If there is unanimity in Waterloo, it is in the love of Valtònyc, whom everyone considers a great guy, hardworking, simple and generous. There were tears of happiness on Saturday at the farewell and heartfelt hugs on his return (especially Valtônyc’s to President Puigdemont). Everyone in Belgium considered that the bishop’s first move meant the rapper’s homecoming.

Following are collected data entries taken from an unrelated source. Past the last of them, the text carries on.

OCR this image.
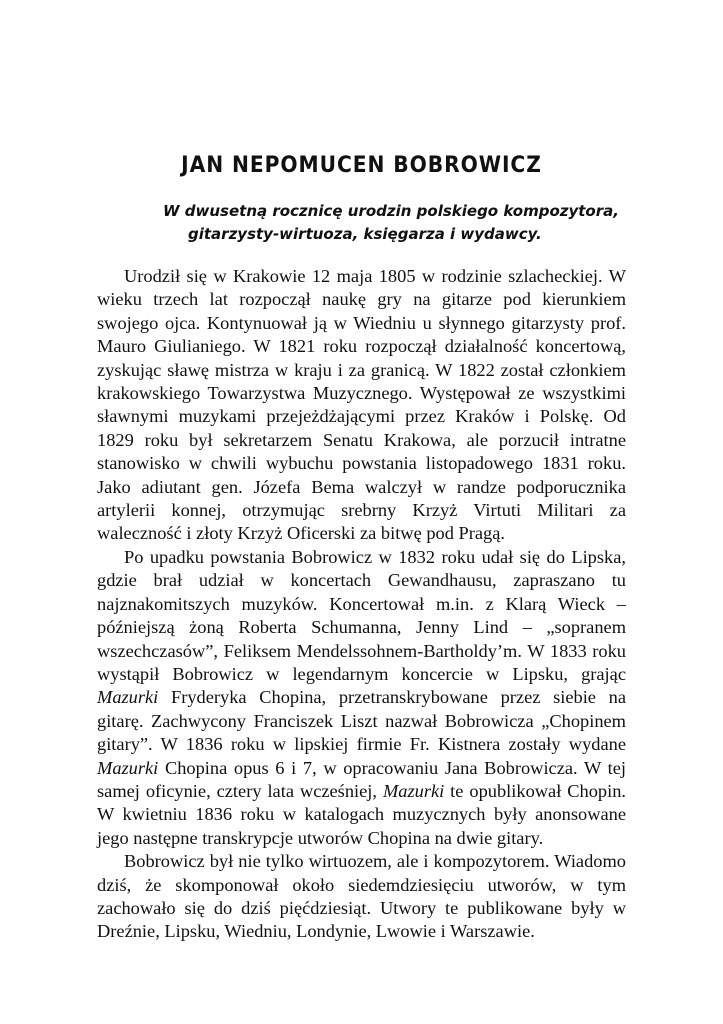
JAN NEPOMUCEN BOBROWICZ
W dwusetną rocznicę urodzin polskiego kompozytora,
gitarzysty-wirtuoza, księgarza i wydawcy.

Urodził się w Krakowie 12 maja 1805 w rodzinie szlacheckiej. W wieku trzech lat rozpoczął naukę gry na gitarze pod kierunkiem swojego ojca. Kontynuował ją w Wiedniu u słynnego gitarzysty prof. Mauro Giulianiego. W 1821 roku rozpoczął działalność koncertową, zyskując sławę mistrza w kraju i za granicą. W 1822 został członkiem krakowskiego Towarzystwa Muzycznego. Występował ze wszystkimi sławnymi muzykami przejeżdżającymi przez Kraków i Polskę. Od 1829 roku był sekretarzem Senatu Krakowa, ale porzucił intratne stanowisko w chwili wybuchu powstania listopadowego 1831 roku. Jako adiutant gen. Józefa Bema walczył w randze podporucznika artylerii konnej, otrzymując srebrny Krzyż Virtuti Militari za waleczność i złoty Krzyż Oficerski za bitwę pod Pragą.

Po upadku powstania Bobrowicz w 1832 roku udał się do Lipska, gdzie brał udział w koncertach Gewandhausu, zapraszano tu najznakomitszych muzyków. Koncertował m.in. z Klarą Wieck – późniejszą żoną Roberta Schumanna, Jenny Lind – „sopranem wszechczasów”, Feliksem Mendelssohnem-Bartholdy’m. W 1833 roku wystąpił Bobrowicz w legendarnym koncercie w Lipsku, grając Mazurki Fryderyka Chopina, przetranskrybowane przez siebie na gitarę. Zachwycony Franciszek Liszt nazwał Bobrowicza „Chopinem gitary”. W 1836 roku w lipskiej firmie Fr. Kistnera zostały wydane Mazurki Chopina opus 6 i 7, w opracowaniu Jana Bobrowicza. W tej samej oficynie, cztery lata wcześniej, Mazurki te opublikował Chopin. W kwietniu 1836 roku w katalogach muzycznych były anonsowane jego następne transkrypcje utworów Chopina na dwie gitary.

Bobrowicz był nie tylko wirtuozem, ale i kompozytorem. Wiadomo dziś, że skomponował około siedemdziesięciu utworów, w tym zachowało się do dziś pięćdziesiąt. Utwory te publikowane były w Dreźnie, Lipsku, Wiedniu, Londynie, Lwowie i Warszawie.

A few months ago, Valtònyc explained to me that when he now re-reads the lyrics of his songs, he doesn’t recognize himself: “If I’m not too broad-minded now, imagine when I was younger and everything was explosions and testosterone. I don’t regret the past, but it is precisely to learn and improve”. For the barbarities written and sung, the National Court sentenced him to an exorbitant three and a half years in prison and decided (as he had done all his life) to play the two of where he was.
Valtônyc was a rebel against his own life. With parents who could neither exercise nor were there and with his sister as the only family support, he wrote lyrics without talent and, as he says himself, without even knowing how to sing. These years he has not been able to attend either the burial of his mother or the birth of his nephew, but yesterday, between tears, he hugged “his friends”. He will soon return to Belgium, where he has a permanent job and a new family, but with the freedom and above all the dignity of accepting a mistake by rebelling against excess.